Geçmişte sarfettiği sözler ile şu anda devamlı olarak tekrarladıgı replikleri karşılaştırdıgınızda dahi ortaya çıkacak sonuç, Türkiye siyasetinin ve Türk Siyasetçilerinin halka reva gördükleri muameleyi anlatmak için yeterli olacagı Farklılıklarla dolu olan siyasetçidir kendisi...
çoğu anap ve özal sempatizanını hayal kırıklığına uğratan kişi olmuştur bugün. "cumhurbaşkanlığı seçimleri anayasa mahkemesine gitmemeli" dedikten sonra chp ile ortak hareket ederek halkla alay etmiştir. halkın kendisiyle sandıkta alay edip etmeyeceğini zaman gösterecek. seçimlerde chp'liler kurtarır belki kendisini.

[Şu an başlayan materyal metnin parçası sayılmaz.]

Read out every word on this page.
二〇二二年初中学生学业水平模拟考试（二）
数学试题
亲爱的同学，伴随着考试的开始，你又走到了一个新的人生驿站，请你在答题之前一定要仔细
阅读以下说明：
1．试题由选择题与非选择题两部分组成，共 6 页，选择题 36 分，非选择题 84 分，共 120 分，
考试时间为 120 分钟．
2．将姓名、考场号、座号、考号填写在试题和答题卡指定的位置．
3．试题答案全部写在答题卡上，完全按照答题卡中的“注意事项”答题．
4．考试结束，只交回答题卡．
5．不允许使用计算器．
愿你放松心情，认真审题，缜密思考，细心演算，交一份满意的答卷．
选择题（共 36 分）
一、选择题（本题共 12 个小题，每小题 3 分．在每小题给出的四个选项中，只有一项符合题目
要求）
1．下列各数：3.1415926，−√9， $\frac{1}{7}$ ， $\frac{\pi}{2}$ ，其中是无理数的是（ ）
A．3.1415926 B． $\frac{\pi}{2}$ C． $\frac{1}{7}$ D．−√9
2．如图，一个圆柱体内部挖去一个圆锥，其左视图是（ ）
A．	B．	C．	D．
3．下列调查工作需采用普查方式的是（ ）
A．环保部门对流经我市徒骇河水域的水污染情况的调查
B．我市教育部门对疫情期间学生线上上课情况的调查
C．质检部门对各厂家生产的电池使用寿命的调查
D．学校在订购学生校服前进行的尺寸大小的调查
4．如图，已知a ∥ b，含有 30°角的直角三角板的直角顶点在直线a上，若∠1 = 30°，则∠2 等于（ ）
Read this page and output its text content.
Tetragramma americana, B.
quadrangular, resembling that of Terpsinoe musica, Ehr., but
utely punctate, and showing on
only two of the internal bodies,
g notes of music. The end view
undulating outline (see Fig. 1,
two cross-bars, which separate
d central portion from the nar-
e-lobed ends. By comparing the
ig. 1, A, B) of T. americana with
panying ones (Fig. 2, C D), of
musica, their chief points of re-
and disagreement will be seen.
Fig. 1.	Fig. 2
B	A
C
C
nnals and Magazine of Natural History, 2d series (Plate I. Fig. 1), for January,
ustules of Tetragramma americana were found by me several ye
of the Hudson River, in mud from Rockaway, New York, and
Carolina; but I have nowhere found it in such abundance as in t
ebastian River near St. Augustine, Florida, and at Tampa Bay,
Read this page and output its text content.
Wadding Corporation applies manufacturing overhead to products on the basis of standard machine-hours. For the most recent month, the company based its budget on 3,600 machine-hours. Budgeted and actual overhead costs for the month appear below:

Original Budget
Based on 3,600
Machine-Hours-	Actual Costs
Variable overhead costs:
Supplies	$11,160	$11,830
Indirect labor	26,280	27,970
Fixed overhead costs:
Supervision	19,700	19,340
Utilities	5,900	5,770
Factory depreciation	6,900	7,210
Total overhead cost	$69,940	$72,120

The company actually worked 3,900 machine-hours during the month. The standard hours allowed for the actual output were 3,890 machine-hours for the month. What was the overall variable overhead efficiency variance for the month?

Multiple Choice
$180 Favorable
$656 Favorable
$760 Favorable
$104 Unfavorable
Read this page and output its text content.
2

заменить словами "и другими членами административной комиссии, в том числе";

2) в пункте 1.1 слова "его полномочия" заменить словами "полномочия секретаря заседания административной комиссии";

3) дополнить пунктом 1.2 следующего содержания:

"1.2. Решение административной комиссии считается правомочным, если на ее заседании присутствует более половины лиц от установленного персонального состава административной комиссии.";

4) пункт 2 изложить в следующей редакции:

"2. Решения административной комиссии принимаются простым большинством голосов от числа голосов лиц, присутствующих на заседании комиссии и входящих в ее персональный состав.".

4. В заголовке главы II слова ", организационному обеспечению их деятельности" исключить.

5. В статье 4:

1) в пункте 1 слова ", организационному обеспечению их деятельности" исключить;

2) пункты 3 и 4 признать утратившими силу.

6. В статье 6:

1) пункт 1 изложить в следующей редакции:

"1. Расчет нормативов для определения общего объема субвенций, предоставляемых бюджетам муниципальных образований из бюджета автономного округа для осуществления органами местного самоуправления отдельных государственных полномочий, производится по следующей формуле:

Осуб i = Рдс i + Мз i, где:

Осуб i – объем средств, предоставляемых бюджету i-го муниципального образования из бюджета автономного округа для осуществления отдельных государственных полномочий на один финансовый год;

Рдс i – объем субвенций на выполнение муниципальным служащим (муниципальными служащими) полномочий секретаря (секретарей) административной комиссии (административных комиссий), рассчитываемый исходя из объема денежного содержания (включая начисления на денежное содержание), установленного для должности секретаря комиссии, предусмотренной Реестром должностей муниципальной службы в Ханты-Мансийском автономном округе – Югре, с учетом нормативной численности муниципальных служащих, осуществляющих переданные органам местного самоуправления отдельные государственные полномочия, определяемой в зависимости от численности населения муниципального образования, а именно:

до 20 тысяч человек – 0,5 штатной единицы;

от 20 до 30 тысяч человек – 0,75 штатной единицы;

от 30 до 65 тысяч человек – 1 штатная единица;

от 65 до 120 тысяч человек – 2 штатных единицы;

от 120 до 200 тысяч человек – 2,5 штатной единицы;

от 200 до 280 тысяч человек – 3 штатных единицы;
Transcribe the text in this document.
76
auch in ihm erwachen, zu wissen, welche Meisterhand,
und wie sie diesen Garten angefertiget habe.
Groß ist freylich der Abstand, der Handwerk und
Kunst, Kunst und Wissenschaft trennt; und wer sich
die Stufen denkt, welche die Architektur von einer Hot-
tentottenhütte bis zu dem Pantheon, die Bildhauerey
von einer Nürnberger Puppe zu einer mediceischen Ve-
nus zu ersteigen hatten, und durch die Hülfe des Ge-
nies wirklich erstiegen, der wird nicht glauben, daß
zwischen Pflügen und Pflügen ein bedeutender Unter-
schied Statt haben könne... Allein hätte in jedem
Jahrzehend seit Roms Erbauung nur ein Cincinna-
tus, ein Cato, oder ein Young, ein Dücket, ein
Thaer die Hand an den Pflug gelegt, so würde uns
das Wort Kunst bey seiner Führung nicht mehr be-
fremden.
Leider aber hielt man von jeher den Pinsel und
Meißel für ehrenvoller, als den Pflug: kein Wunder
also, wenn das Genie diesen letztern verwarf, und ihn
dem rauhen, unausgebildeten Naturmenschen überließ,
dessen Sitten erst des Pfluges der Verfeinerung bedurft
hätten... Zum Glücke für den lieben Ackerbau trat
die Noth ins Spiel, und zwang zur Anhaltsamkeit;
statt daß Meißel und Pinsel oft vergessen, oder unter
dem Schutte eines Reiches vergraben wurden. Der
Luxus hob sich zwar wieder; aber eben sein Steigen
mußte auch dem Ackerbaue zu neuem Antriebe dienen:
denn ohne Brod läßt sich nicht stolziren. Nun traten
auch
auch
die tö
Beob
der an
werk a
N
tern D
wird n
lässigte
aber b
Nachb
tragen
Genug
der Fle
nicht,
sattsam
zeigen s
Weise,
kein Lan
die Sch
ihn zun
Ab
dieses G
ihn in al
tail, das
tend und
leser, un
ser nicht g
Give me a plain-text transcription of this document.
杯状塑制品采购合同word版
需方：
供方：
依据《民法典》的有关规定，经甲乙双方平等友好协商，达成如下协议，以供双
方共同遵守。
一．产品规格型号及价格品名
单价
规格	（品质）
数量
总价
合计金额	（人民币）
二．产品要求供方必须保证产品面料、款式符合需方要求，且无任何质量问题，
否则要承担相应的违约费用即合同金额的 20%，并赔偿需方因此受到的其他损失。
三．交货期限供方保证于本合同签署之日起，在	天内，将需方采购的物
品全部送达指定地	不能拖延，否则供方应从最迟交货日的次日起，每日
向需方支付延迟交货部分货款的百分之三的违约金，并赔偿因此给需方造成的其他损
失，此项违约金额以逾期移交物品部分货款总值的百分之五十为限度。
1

düzenlediği basın toplantılarında saatlerce konuşsa bile, kamuoyuna doğru dürüst hiç bir mesaj veremeyen, yani boş boş konuşan, "ne şiş yansın ne kebap" mantalitesinde olan, mevcut anap başkanı..
akp'nin, anap'ın 2 yıldır sunduğu "5'li reform paketi"ni cumhurbaşkanlığı seçimi şartını koyarak kabul edip, geliştirdiği organize atağında, topu klas bir hareketle kapıp, kontra atakla karşı kaleye çok şık bırakmış ve akp'nin ipliğini pazara çıkarmış siyasetçi.
ak partiyi merdiven olarak kullanıp başka bir partinin başına geçmiştir.
merkez sağı oluşturacaz bahanesi ile dyp ile birleşme talebini değerlendirmiştir. ancak asıl sebeb tabiki iki partinin oylarını birleştirip meclise girme şanslarını zorlamaktadır.
koltuk sevdalısı ve parti milliyetçisi insandır.
kendi partisi tabanındaki insanları kaybetmiş, onları akp ye kaptırmış kendisinede bir çabulcu oldusu kalmıştır.
ve siyaset hayatının en büyük hatasını kesinlikle bir sağ parti olarak chp ile aynı koridorda yürüyerek kendince demokrasi askeri olmasıdır. demokrasi korumak ile demokrasinin bukadar ayrı kutuplarda olduğu ikinci bir zaman görmeyecektir bu halk.